To date, this new Darwin-out experiment is just a proposal, but it is viable thanks to the advances in biology and genetics. Moreover, the cost is not too high considering the implications if the results were positive.
The objective is to confirm the results of the EDI Study, regarding the security function of women in the sexual differentiation, the update of genetic information carried out by men, the hereditary nature of intelligence and its 10% increment in each generation. The root of the Darwin-out experiment is the linear discriminant analysis of the origin of the maternal X chromosome.
Logically, repeating the research on a large scale could validate the results of the EDI Study; however, a different experiment could also verify it.
Following the conclusions outlined in the EDI Study, if we manage to compare intelligence between individuals with and without updated chromosomes supporting intelligence, that is to say, with a generational gap, we should obtain higher IQ for the former ones.
An individual will always have an updated sex chromosome, either X or Y, because it comes from the father. The other will not, as comes from the mother. Now, the grandfather could have updated the maternal X chromosome in the previous generation (XGF); or conversely, the grandmother did not update it (XGM). We were searching for this characteristic of a generational gap to be able to discriminate between alternative evolutionary steps of intelligence.
Due to the logic of optimization, intelligence would be mainly in the sex chromosomes. On the contrary case, the Darwin-out experiment would allow us to find the chromosome responsible for the evolution of intelligence.
The new Darwin-out experiment is exceptionally aseptic, as it does not incorporate per se any bias regarding the evolution of intelligence recognizable a priori. What’s more, if in the selection of the sample there were significative biases, it would not be a problem, as we will discuss.
The experiment consists of two stages.
Selection of a random sample
The first step would be to select a random sample of 100 women of a similar age, same race and middle social stratum to reduce any possible biases, either genetic or environmental. Then, find out their IQ and the male or female source of the previous generation of the maternal X chromosome. In other words, if it comes from the maternal grandfather (XGF) or the maternal grandmother (XGM).
Of course, the larger the sample is, the better. It is interesting to note that the intelligence test used will not influence the experiment results, from a gender perspective, whether it be balanced or not a priori, as the sample is composed of solely one gender.
Logically, if the sample is not significantly biased, approximately 50% of the maternal X chromosomes should come from the grandfather and the other 50% from the grandmother, according to the theory of Darwin and the laws of Mendel.

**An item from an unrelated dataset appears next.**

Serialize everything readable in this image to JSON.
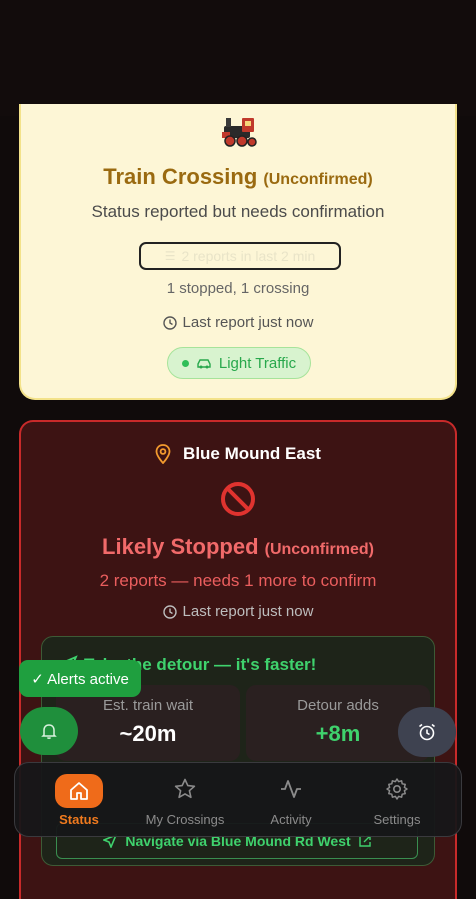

The hypothesis to verify is if the average IQ of the sample is above 100 then the proportion of XGF will be above 50%.
An exciting and biased sample would be 100 members of Mensa ➹ (an association of people with IQ over 98% of the population). However, we believe this particular sample should outstandingly verify the above hypothesis of the evolution of intelligence; we would say the proportion of XGF would be 70% or higher. Furthermore, the cost of the Darwin-out experiment would be smaller, as the IQ test would be redundant.
Elimination of possible significative biases
Perhaps the previous Darwin-out experiment would not verify the hypothesis due to biases in the statistical population or the selected sample.
To remove or balance these biases in the initial population or the selection of the sample, we take XGF as an initial reference (XGF = 100 – XGM), and we rearrange the sample by their IQ.
The hypothesis to contrast now is that the group consisting of 50 women with lower IQ will have a lower proportion of XGF and higher of XGM than the whole sample.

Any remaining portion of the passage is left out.